A Volkswagon Beetle who tends to make up his own mind, joins forces with race-car driver Jim Douglas, and despite the scrapes they get themselves into, it proves a wining combination.
Let’s get over one thing straight away, this daft film, the first of many Herbie in-car-nations, requires you to buy into the idea of a VW Beetle that, well, is imbued with life. He putters along without a driver exposing a great deal of irascibility to things he doesn’t like. Herbie’s got an attitude. Upon reflection, he’s quite sinister — is this speedy little motor possessed? We’ll never know because the point of this chirpy, rather hippyish Disney movie of the late ‘60s is not to care. Herbie’s like the anthropomorphised critters of Disney lore, but in four-wheeled form. We’re meant to love the Bug for his mischievous spirit and cuteness. It’s a tall order.

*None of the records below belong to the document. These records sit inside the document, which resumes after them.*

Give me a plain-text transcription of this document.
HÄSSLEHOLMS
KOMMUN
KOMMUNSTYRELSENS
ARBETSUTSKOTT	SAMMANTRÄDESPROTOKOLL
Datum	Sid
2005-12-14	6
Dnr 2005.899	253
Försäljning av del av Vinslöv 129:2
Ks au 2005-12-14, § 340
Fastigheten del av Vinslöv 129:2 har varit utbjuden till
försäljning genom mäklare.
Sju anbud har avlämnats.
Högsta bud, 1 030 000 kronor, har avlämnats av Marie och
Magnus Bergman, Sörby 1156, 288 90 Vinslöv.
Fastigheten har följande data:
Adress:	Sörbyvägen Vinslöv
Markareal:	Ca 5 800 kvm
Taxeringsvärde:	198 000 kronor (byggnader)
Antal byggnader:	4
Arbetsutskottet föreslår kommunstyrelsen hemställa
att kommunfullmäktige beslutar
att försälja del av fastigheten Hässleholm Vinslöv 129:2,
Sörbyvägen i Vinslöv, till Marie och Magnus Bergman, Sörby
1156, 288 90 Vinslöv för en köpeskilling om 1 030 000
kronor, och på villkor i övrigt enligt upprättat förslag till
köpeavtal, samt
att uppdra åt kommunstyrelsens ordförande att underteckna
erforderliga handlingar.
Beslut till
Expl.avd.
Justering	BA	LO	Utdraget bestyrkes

Glistening in that way all Disney franchises did at the time, a sun dappled Californian playground at one remove from reality, it has bland everyman Dean Jones as the hero and bland Michelle Lee as the love interest alongside chubby Buddy Hackett as the mechanic who tends to play fall-guy to the gags. Director Robert Stevenson had made The Absent Minded Professor, and doesn’t stray too far from that formula of easy slapstick and the triumph of the little man (or car).
It’s a thin premise but a popular one, people seemed to like the concept of applying human foibles to an inanimate object – we even get Herbie attempting suicide when he is superseded by a Lamborghini. Although, it really isn’t very funny.
The first of the silly VW Beetle with a cute personality comedies, is as childish dated and occasionally sweet as the others.